[Read more session reports from the WSIS Forum 2018]
Mr Pavan Duggal, founder and chairman of the International Commission on Cyber Security Law, introduced the topic and asked the panel several leading questions.
Ms Doreen Bogdan-Martin, Strategic Planning and Membership Department, ITU, started her presentation affirming that the sustainable development goals (SDGs) of the 2030 Agenda will not be achieved unless an inclusive society is created, in a trusted, safe, and secure ICT world for all. She noted that security is a bigger issue now than it was in 2003, during the first WSIS phase, and that it is necessary for all countries to work together to achieve security, collaborating on the development of legal frameworks, strategies, and capacity building.
Duggal asked Ms Maria-Manuela Catrina, secretary of state at the Ministry of Communication and Information Society in Romania, what the role of governments must be in preserving a secure environment for ICTs, and how to prepare the new generation for cybersecurity. She answered that the role of government is to work together with other governments, since they cannot rely on the security of others or on their own alone. Governments must share information, concerns, and collaborate on the development of regulations. As to the capacitation of the new generation, Catrina believes the answer lies in cybersecurity education.

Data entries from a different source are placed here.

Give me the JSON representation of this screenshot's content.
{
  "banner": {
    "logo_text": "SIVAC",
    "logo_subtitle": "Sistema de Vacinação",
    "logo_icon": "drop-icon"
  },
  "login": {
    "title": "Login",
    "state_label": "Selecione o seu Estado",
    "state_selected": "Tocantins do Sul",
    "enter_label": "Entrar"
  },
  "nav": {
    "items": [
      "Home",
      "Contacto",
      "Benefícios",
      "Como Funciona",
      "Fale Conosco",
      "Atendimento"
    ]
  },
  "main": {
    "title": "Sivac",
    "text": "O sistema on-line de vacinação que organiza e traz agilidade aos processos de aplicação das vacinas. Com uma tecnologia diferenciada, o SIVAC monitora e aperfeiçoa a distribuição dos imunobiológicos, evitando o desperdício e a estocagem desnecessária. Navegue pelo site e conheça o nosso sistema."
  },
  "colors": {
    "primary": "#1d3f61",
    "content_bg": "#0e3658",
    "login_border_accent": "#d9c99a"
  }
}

Ms Aruna Sundararajan, secretary (Telecom) and vice-minister at the Ministry of Communications in India, was asked about the challenges faced by India for ensuring a safe and secure ICT sector. She noted that India is a leading digitalisation country, and so organic digitalisation gives more space for regulations. Sundararajan stated that, due to the large population, capabilities must be built very quickly. She outlined some building blocks of the Indian effort: a good comprehensive cybersecurity policy, development of the financial sector’s Computer Emergency and Response Teams (CERT), a National Centre for Cybersecurity. Sundararajan also considers data protection as key; a data protection law is being discussed. She believes it is important to ensure carriers, apps, and devices are equally secure.
In answer to a question on Turkey’s efforts to increase user confidence and the safe use of ICTs, Dr Ömer Fatih Sayan, president and chairman of the board at the Information and Communication Technologies Authority in Turkey explained that like any country, the use of ICTs in Turkey is rising constantly. This helps users not to lose confidence. He stated that the main efforts are in creating safe Internet centres, increasing awareness, and establishing an Internet helpline and a Safer Internet website. Fatih Sayan believes that ensuring user confidence requires close co-operation with many actors, both public and private. Therefore, the ministries of Youth, Education and Family have engaged in capacity building starting at childhood, in close collaboration with the private sector.
Mr Stein Schjolberg, chief judge in the Norwegian government, was asked if he considers that a Geneva Declaration on Cybersecurity is necessary. Schjolberg began his answer by stating that government norms and standards for cybersecurity must be achieved through a United Nations framework, and that regional and bilateral agreements will not be enough. A global framework is needed, since cyberthreats are a global threat. Schjolberg expressed discontent about the time it has taken for states to engage in a global solution. To him, a world with ground rules is a much safer world. He believes a Geneva Declaration is necessary to ensure that safer world.